Scope
This guide reproduces the per-task PPL impact measurements across 8 benchmark tasks (LAMBADA, HellaSwag, PIQA, ARC-E, ARC-C, WinoGrande, MMLU, GSM8K) for GRC-compressed models at k=256, 512, 768, 1024. Validates that knowledge-intensive tasks degrade faster than reasoning tasks, confirming the zone-specialisation hypothesis from Paper XI (UGT).
Hardware target
- Reference GPU: RTX 4070 Laptop 8GB or L40S 46GB.
- Minimum: any CUDA 12.x GPU with ≥8GB VRAM.
- Host: 16GB RAM, 10GB free disk for lm_eval harness.
Prerequisites
- CUDA driver 552+, PowerShell 7+.
lm_evalinstalled (pip install lm_eval).- GGUF model at desired quantisation (Q4_K_M recommended).
- Geodessical binary built (
build_host.ps1).
Step 1: Build the harness
cd scripts
python run_task_impact.py --model ../models/qwen2.5-7b-q4_k_m.gguf \
--k-values 256,512,768,1024 --tasks lambada,hellaswag,piqa,arc_e,arc_c,winogrande,mmlu,gsm8k \
--output ../benchmarks/task_impact.csv
Step 2: Expected output
The CSV contains per-task PPL and accuracy for each k.
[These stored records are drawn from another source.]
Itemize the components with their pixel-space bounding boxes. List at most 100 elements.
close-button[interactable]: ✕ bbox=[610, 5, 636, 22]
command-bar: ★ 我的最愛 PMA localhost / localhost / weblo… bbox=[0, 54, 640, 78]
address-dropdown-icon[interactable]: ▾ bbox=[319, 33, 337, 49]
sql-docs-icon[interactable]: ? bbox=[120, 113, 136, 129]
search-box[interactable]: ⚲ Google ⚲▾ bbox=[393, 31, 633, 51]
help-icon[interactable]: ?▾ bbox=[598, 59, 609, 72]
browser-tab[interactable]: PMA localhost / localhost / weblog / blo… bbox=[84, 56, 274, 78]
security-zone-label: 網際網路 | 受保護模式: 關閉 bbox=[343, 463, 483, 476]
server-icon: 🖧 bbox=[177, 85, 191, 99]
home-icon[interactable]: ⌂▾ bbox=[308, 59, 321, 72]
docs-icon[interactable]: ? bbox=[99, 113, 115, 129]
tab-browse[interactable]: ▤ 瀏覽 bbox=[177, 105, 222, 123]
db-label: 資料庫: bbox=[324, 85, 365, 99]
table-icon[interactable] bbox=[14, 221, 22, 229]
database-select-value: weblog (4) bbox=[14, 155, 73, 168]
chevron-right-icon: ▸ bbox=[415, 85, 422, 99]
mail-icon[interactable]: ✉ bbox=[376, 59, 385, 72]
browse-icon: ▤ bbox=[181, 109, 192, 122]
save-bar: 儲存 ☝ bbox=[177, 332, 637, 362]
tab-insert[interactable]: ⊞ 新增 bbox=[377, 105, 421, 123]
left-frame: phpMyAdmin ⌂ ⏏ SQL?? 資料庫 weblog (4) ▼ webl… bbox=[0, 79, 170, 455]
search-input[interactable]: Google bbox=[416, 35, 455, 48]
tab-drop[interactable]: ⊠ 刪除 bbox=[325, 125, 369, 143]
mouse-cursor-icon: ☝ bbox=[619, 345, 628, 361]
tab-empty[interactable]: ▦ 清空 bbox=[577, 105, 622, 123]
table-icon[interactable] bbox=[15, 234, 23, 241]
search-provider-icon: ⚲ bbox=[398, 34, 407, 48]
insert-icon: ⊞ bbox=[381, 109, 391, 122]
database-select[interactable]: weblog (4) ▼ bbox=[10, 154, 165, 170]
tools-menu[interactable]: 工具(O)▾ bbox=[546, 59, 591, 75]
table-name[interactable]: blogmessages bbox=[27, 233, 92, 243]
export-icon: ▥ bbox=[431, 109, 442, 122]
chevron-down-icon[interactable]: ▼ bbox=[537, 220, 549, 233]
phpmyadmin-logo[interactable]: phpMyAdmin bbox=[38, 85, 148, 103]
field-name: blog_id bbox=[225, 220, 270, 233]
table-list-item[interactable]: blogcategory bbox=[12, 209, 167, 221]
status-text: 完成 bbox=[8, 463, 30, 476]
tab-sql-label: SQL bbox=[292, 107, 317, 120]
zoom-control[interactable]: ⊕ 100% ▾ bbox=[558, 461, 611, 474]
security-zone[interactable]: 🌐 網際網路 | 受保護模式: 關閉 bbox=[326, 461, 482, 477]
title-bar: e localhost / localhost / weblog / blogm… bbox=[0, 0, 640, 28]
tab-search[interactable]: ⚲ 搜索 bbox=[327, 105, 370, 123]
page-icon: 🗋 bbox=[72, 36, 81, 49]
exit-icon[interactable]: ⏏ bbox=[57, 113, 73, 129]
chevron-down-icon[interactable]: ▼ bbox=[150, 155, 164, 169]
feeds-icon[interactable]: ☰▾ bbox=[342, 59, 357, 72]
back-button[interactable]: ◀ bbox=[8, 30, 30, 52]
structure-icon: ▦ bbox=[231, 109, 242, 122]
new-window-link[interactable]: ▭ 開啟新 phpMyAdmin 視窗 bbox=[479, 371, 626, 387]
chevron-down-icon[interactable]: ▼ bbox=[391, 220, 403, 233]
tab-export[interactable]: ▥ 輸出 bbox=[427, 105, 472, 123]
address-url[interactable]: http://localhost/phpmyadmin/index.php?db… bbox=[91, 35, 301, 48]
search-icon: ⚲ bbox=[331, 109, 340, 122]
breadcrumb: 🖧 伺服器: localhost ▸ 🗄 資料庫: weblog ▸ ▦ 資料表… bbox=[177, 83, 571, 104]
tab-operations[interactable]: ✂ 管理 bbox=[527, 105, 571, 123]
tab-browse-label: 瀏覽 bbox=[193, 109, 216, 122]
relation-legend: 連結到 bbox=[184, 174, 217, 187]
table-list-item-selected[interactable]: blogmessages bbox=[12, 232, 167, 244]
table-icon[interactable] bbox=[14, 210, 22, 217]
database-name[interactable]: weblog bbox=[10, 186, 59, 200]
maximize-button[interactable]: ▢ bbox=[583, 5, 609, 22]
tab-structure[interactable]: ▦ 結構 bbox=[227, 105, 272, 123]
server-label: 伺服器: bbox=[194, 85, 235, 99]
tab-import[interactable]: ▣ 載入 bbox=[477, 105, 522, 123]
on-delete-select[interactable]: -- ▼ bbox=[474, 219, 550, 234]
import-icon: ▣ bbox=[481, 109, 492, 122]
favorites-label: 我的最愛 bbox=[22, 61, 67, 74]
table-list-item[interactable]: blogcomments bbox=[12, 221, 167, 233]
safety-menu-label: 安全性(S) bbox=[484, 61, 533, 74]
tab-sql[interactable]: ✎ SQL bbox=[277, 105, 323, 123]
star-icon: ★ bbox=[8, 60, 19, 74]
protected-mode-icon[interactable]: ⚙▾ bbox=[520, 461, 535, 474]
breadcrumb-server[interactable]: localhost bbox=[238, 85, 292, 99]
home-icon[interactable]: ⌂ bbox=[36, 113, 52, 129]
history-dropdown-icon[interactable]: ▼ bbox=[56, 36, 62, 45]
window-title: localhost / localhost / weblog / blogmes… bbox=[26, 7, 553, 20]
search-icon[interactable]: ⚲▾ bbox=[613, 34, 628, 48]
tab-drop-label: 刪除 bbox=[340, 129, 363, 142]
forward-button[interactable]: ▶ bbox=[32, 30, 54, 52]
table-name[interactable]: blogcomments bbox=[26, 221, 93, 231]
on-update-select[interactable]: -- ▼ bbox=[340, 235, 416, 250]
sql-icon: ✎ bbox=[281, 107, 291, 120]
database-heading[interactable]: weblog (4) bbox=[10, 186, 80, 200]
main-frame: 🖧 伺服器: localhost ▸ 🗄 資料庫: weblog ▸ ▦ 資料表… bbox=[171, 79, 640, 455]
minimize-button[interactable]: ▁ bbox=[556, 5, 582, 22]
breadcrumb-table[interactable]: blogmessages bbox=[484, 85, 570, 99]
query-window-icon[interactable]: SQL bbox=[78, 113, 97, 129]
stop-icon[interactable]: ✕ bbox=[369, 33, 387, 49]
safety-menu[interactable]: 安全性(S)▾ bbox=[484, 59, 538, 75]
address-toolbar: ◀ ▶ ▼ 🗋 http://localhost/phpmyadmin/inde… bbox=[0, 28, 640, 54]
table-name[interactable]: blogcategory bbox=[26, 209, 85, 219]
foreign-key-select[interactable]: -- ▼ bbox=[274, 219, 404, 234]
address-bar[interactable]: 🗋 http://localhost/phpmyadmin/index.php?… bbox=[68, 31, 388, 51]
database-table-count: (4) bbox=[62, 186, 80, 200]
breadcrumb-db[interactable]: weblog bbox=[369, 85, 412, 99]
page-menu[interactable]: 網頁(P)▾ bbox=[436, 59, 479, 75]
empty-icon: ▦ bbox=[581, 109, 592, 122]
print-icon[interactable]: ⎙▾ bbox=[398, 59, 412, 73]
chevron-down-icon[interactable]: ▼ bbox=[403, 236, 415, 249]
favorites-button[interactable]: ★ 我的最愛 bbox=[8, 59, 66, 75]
Key expectations:
- LAMBADA PPL increases ~2-5% at k=512, ~8-15% at k=256.
- Reasoning tasks (ARC, GSM8K) degrade <3% at k=512.
- Knowledge tasks (MMLU) degrade ~8-12% at k=512 --- confirms zone pattern.
- All tasks recover to within 1% of baseline at k=1024.
Validation
Run the benchmark_graph.py script to generate the task-vs-k plot and verify the zone-specialisation curve matches the paper's Figure 3.
python scripts/benchmark_graph.py --input benchmarks/task_impact.csv \
--output docs/figures/task_impact.png